What we’ll cover
Why do young cricketers suffer low back pain?
With a domestic cricket season well and truly underway which will see a number of young budding fast bowlers take to the field I thought it would be appropriate to touch on the potential contributing factors for the development of low back pain in young fast bowlers. This has been a highly debated topic over the last 1-2 years with the seemingly increased rate of low back injuries in our up and coming Australian fast bowlers including Pat Cummins, Mitchell Starc and James Pattinson.
The most common lower back injury suffered by fast bowlers are lumbar bone stress injuries. Bone stress injuries result when localised strain and loading placed on the lumbar vertebrae exceeds the strength of the bone. This often occurs with fast bowling which requires forceful and repeated actions of bending, side bending and twisting.

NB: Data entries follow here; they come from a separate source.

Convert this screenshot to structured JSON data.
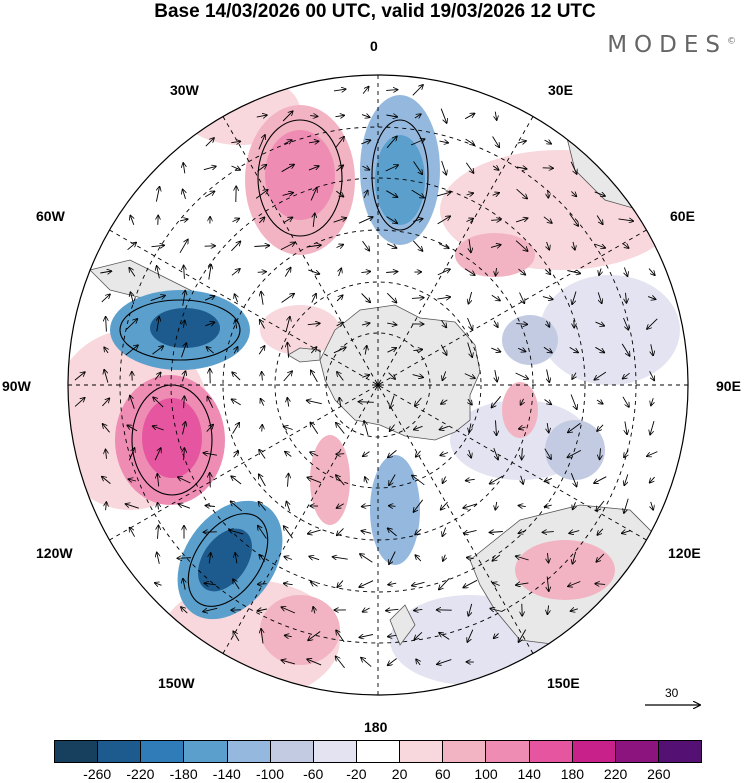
{
  "title": "Base 14/03/2026 00 UTC, valid 19/03/2026 12 UTC",
  "brand": "MODES",
  "brand_mark": "©",
  "longitude_labels": {
    "lon_0": "0",
    "lon_30e": "30E",
    "lon_60e": "60E",
    "lon_90e": "90E",
    "lon_120e": "120E",
    "lon_150e": "150E",
    "lon_180": "180",
    "lon_150w": "150W",
    "lon_120w": "120W",
    "lon_90w": "90W",
    "lon_60w": "60W",
    "lon_30w": "30W"
  },
  "reference_vector": "30",
  "colorbar": {
    "colors": [
      "#16405e",
      "#1d5b8e",
      "#2f7cb8",
      "#5b9fcc",
      "#95b9de",
      "#c3cbe3",
      "#e3e3f1",
      "#ffffff",
      "#f8d8dc",
      "#f2b4c3",
      "#ee8cb3",
      "#e6559f",
      "#c8218a",
      "#8b147f",
      "#551074"
    ],
    "ticks": [
      "-260",
      "-220",
      "-180",
      "-140",
      "-100",
      "-60",
      "-20",
      "20",
      "60",
      "100",
      "140",
      "180",
      "220",
      "260"
    ]
  },
  "anomaly_centers": [
    {
      "name": "positive-anomaly-30w",
      "value": 150
    },
    {
      "name": "negative-anomaly-20e",
      "value": -150
    },
    {
      "name": "negative-anomaly-75w",
      "value": -240
    },
    {
      "name": "positive-anomaly-105w",
      "value": 180
    },
    {
      "name": "negative-anomaly-140w",
      "value": -220
    },
    {
      "name": "negative-anomaly-165e",
      "value": -120
    },
    {
      "name": "positive-anomaly-45e",
      "value": 80
    },
    {
      "name": "positive-anomaly-120e",
      "value": 100
    }
  ]
}
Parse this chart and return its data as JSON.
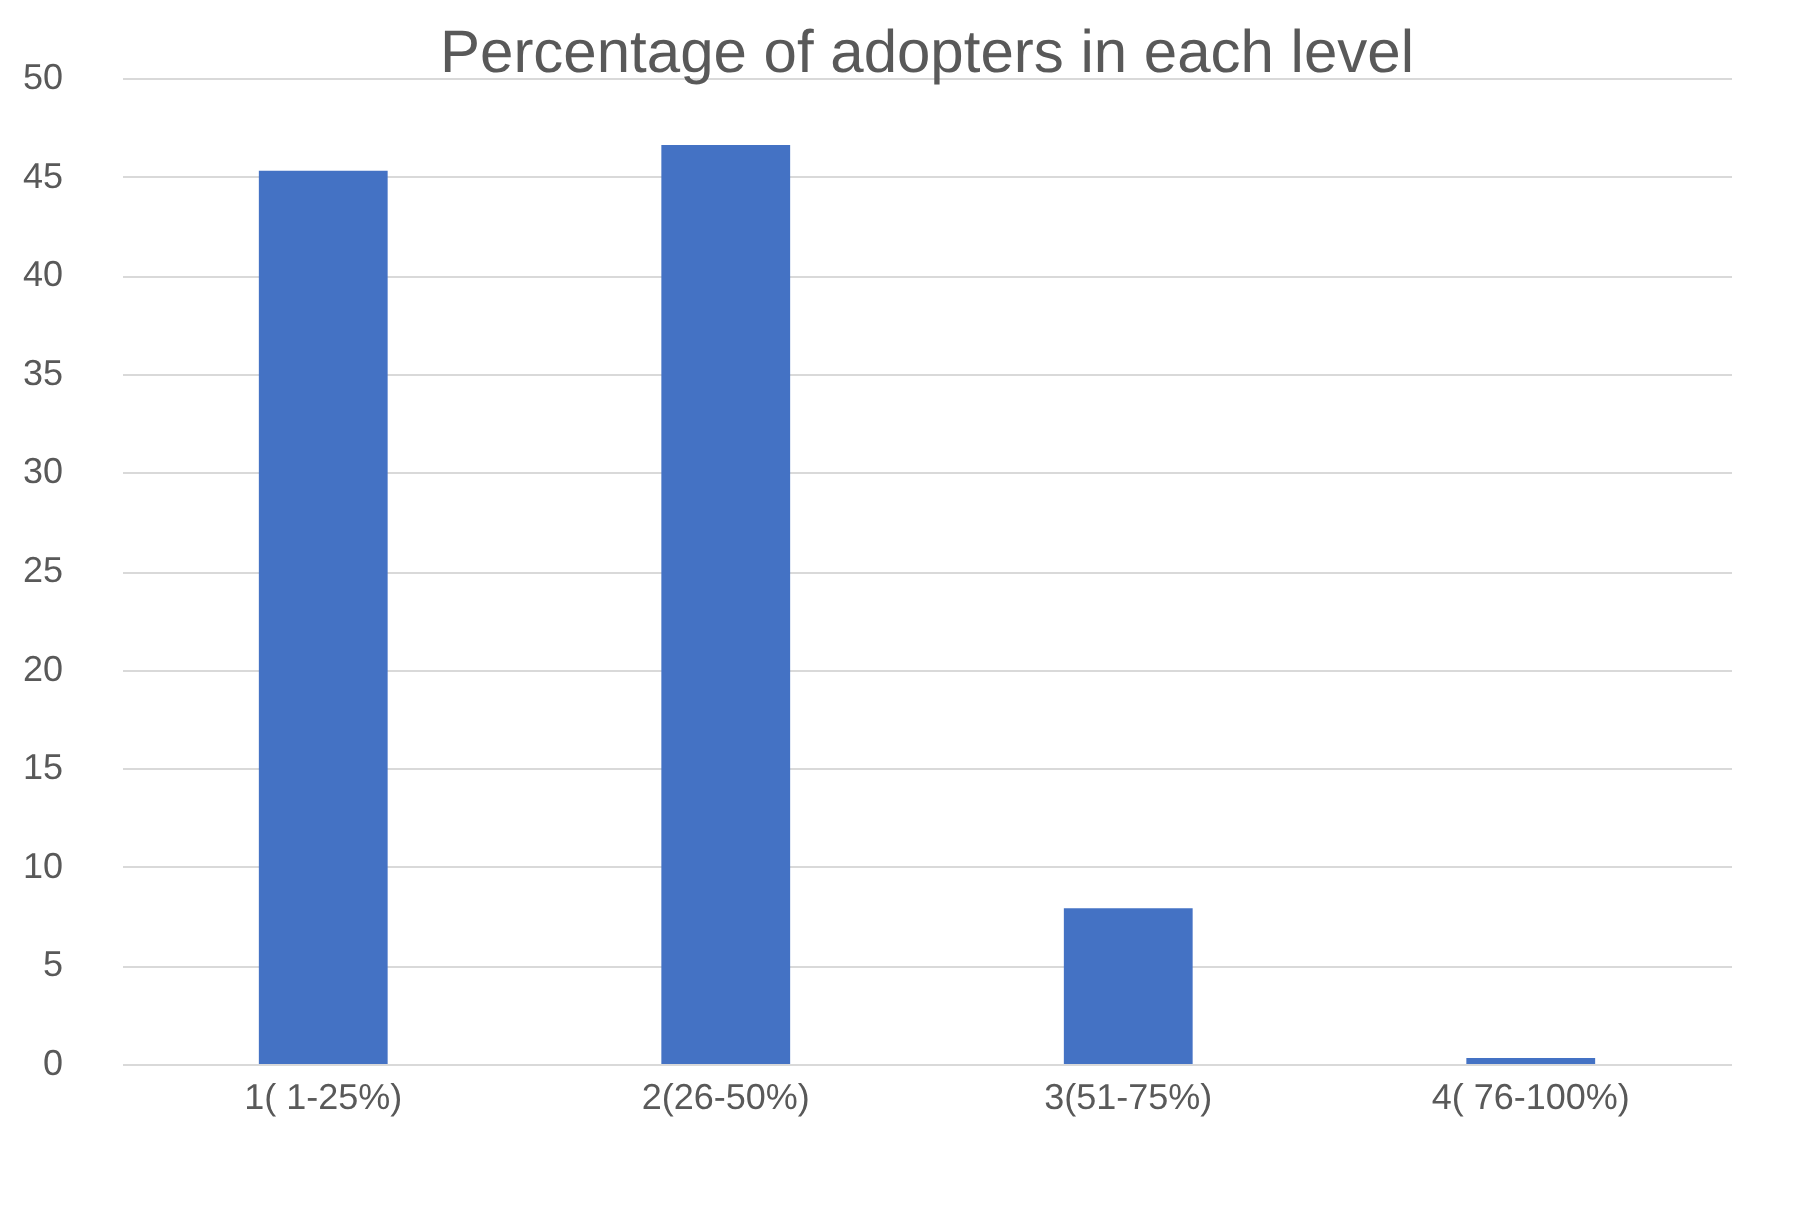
{
  "chart_data": {
    "type": "bar",
    "title": "Percentage of adopters in each level",
    "categories": [
      "1( 1-25%)",
      "2(26-50%)",
      "3(51-75%)",
      "4( 76-100%)"
    ],
    "values": [
      45.3,
      46.6,
      7.9,
      0.3
    ],
    "color": "#4472c4",
    "ylim": [
      0,
      50
    ],
    "yticks": [
      0,
      5,
      10,
      15,
      20,
      25,
      30,
      35,
      40,
      45,
      50
    ],
    "grid": "y"
  }
}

In the literature there have been three well documented factors that are believed to contribute to bone stress injuries in fast bowlers. These factors are bowling technique, bowling workload and age.

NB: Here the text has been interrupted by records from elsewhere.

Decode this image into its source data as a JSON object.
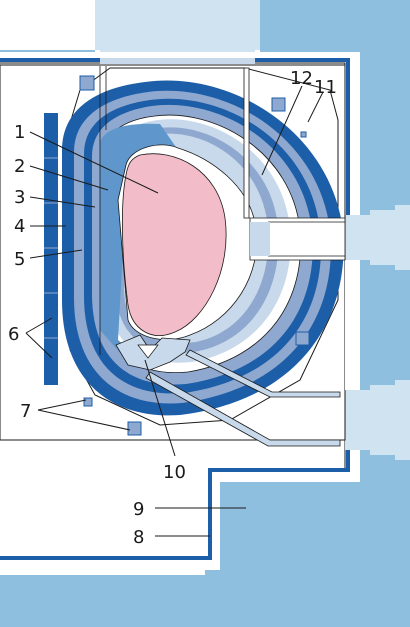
{
  "colors": {
    "building": "#8fbfdf",
    "port_light": "#cfe3f1",
    "vessel_dark": "#1d5ea8",
    "blanket_mid": "#8fa8cf",
    "shield_light": "#c7d9ea",
    "divertor": "#5f97cc",
    "plasma": "#f2bcc9",
    "coil": "#2f6aa8",
    "line": "#1a1a1a",
    "white": "#ffffff"
  },
  "callouts": [
    {
      "id": "1",
      "label": "1"
    },
    {
      "id": "2",
      "label": "2"
    },
    {
      "id": "3",
      "label": "3"
    },
    {
      "id": "4",
      "label": "4"
    },
    {
      "id": "5",
      "label": "5"
    },
    {
      "id": "6",
      "label": "6"
    },
    {
      "id": "7",
      "label": "7"
    },
    {
      "id": "8",
      "label": "8"
    },
    {
      "id": "9",
      "label": "9"
    },
    {
      "id": "10",
      "label": "10"
    },
    {
      "id": "11",
      "label": "11"
    },
    {
      "id": "12",
      "label": "12"
    }
  ]
}
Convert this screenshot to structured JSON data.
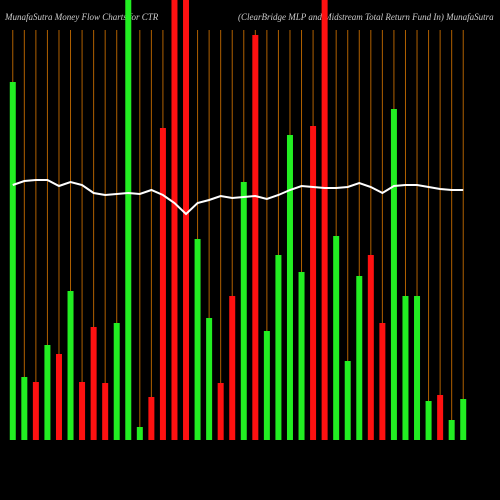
{
  "chart_data": {
    "type": "bar",
    "title": "MunafaSutra  Money Flow  Charts for CTR",
    "subtitle": "(ClearBridge  MLP  and Midstream Total Return  Fund In) MunafaSutra",
    "categories": [
      null,
      null,
      null,
      null,
      null,
      null,
      null,
      null,
      null,
      null,
      null,
      null,
      null,
      null,
      null,
      null,
      null,
      null,
      null,
      null,
      null,
      null,
      null,
      null,
      null,
      null,
      null,
      null,
      null,
      null,
      null,
      null,
      null,
      null,
      null,
      null,
      null,
      null,
      null,
      null
    ],
    "values": [
      358,
      63,
      58,
      95,
      86,
      149,
      58,
      113,
      57,
      117,
      440,
      13,
      43,
      312,
      440,
      440,
      201,
      122,
      57,
      144,
      258,
      405,
      109,
      185,
      305,
      168,
      314,
      440,
      204,
      79,
      164,
      185,
      117,
      331,
      144,
      144,
      39,
      45,
      20,
      41
    ],
    "colors": [
      "#22ee22",
      "#22ee22",
      "#ff1111",
      "#22ee22",
      "#ff1111",
      "#22ee22",
      "#ff1111",
      "#ff1111",
      "#ff1111",
      "#22ee22",
      "#22ee22",
      "#22ee22",
      "#ff1111",
      "#ff1111",
      "#ff1111",
      "#ff1111",
      "#22ee22",
      "#22ee22",
      "#ff1111",
      "#ff1111",
      "#22ee22",
      "#ff1111",
      "#22ee22",
      "#22ee22",
      "#22ee22",
      "#22ee22",
      "#ff1111",
      "#ff1111",
      "#22ee22",
      "#22ee22",
      "#22ee22",
      "#ff1111",
      "#ff1111",
      "#22ee22",
      "#22ee22",
      "#22ee22",
      "#22ee22",
      "#ff1111",
      "#22ee22",
      "#22ee22"
    ],
    "line": {
      "color": "#ffffff",
      "axis": "y2",
      "values": [
        255,
        259,
        260,
        260,
        254,
        258,
        255,
        247,
        245,
        246,
        247,
        246,
        250,
        245,
        237,
        226,
        237,
        240,
        244,
        242,
        243,
        244,
        241,
        245,
        250,
        254,
        253,
        252,
        252,
        253,
        257,
        253,
        247,
        254,
        255,
        255,
        253,
        251,
        250,
        250
      ]
    },
    "ylim": [
      0,
      440
    ],
    "y2lim": [
      0,
      440
    ],
    "grid": true,
    "grid_color": "#b06000"
  }
}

Workload: High cumulative amounts of deliveries bowled throughout trainings, matches and entire seasons have been shown to increase the prevalence of lumbar spine injuries in fast bowlers. In addition atypical spikes in workloads where a player may have bowled significantly more on one particular day has also been seen to result in increased injury prevalence 21-28 days following this time. It is believed that bone needs time to adapt once it has been loaded and therefore bone stress tends to occur when adequate adaptation has not been allowed.
Age: In an injury surveillance study conducted by Cricket Australia lumbar stress injuries were shown to have the lowest mean age of injury onset (24 years) of all injuries suffered in the sample. Ossification or maturation of the lumbar spine is not fully completed until 20-25 years of age. This is suggested to make the bone less able to absorb forces and more susceptible to failure before the age of 25 years.

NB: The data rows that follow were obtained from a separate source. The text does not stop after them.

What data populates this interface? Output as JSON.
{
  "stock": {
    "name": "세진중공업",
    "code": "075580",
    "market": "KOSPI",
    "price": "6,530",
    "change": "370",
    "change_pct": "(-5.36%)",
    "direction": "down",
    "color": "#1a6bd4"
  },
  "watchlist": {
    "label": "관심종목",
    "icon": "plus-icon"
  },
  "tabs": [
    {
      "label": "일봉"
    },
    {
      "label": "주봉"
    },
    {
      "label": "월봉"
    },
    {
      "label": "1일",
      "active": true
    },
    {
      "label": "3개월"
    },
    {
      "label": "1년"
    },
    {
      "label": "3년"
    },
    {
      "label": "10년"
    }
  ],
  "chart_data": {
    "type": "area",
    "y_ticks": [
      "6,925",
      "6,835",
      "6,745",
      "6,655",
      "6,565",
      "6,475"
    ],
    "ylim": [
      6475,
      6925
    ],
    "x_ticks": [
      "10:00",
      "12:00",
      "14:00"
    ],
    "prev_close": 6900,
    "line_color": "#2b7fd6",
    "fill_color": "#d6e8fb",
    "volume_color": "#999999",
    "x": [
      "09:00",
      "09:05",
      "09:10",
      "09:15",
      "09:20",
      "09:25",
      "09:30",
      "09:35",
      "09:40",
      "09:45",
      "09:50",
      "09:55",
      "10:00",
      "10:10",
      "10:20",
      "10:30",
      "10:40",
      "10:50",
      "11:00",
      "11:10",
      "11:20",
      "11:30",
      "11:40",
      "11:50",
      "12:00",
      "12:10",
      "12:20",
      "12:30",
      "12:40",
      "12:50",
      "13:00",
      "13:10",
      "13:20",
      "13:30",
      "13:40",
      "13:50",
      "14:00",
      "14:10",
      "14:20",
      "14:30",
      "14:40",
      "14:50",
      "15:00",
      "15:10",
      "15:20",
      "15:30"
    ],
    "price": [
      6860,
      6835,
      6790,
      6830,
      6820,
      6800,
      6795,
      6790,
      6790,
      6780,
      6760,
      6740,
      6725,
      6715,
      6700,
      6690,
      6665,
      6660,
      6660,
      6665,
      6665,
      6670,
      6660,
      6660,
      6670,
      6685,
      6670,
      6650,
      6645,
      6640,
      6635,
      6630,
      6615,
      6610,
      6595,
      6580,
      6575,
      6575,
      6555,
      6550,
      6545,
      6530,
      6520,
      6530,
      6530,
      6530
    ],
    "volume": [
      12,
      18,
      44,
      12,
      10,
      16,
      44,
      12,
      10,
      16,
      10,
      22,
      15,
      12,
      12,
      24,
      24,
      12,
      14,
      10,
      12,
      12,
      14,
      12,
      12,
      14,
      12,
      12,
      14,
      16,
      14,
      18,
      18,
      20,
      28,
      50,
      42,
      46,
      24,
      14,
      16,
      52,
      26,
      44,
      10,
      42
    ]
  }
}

This may therefore partly explain the recent injuries to Australia’s current fast bowlers as the Australian teams have had to rely on their younger fast bowlers including Pat Cummins (21), Mitchell Starc (24) and James Pattinson (24) to shoulder a higher percentage of the workload than Australian teams have had to in the past. This also underlines the apparent increased injury prevalence for Australian player’s currently compared to other countries such as England (James Anderson (31), Stuart Broad (28)) and South Africa (Dale Steyn (31), Vernon Philander (29)) whose spearhead bowlers are much older in age.